Hanafiah Orang Tua Asuh Orkes Gambus

Gaya bicaranya pelan dan teratur. Badannya kurus, kulitnya sawo matang, rambutnya hitam belum ada uban yang terlihat. Hari itu, ia mengenakan celana kain warna hitam dan baju kaos coklat yang mulai mengusam. Senyum selalu terukir dari bibirnya. Jalannya pelan, sesekali ia menyodorkan tangannya ke depan, seperti orang mereba-raba dalam kegelapan. Bagaimana tidak, dia tidak memiliki kesempurnaan fisik seperti kebanyakan orang, kedua matanya buta.

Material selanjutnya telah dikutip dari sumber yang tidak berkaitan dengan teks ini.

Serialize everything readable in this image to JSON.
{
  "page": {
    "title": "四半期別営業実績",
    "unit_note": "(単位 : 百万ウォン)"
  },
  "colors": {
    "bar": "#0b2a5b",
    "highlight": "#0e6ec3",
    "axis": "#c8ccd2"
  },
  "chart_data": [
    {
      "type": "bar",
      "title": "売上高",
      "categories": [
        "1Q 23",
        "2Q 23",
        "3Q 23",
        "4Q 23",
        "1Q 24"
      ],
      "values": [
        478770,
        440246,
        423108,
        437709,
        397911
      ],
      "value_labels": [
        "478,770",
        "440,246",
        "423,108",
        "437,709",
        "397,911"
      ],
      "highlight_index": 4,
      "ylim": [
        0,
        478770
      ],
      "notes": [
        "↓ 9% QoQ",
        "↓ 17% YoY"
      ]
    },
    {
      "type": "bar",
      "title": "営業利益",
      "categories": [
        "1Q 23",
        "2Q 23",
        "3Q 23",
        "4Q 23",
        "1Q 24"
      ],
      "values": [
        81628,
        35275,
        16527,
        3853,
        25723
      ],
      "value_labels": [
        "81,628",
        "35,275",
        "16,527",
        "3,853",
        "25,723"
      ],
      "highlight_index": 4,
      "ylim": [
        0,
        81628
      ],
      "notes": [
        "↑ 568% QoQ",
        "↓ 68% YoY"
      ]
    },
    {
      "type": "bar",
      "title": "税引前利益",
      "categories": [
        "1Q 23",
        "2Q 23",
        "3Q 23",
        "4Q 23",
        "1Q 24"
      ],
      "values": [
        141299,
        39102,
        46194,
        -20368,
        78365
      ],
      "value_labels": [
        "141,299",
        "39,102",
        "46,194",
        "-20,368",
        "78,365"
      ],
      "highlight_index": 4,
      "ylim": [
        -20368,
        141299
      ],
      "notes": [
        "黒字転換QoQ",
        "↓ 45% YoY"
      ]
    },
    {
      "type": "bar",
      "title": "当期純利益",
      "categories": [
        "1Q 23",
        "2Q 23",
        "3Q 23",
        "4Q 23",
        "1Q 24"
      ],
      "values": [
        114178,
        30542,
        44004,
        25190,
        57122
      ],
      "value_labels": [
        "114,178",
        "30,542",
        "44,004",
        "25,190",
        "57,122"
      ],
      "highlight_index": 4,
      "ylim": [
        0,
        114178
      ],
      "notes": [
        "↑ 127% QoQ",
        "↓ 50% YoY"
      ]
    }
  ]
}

Namanya Hanafiah, kelahiran Lamnga, Kreung Raya, Aceh Besar 1972 anak dari pasangan Nurasiah dan Idris ini, walaupun secara fisik dia cacat, namun dia memiliki  keahlian yang jarang dimiliki oleh orang lain, yaitu memainkan alat musik gambus. Suaranya sangat khas, merdu dan enak didengar. Tidak kalah dengan penyanyi-penyanyi nasional yang sedang ngetop saat ini.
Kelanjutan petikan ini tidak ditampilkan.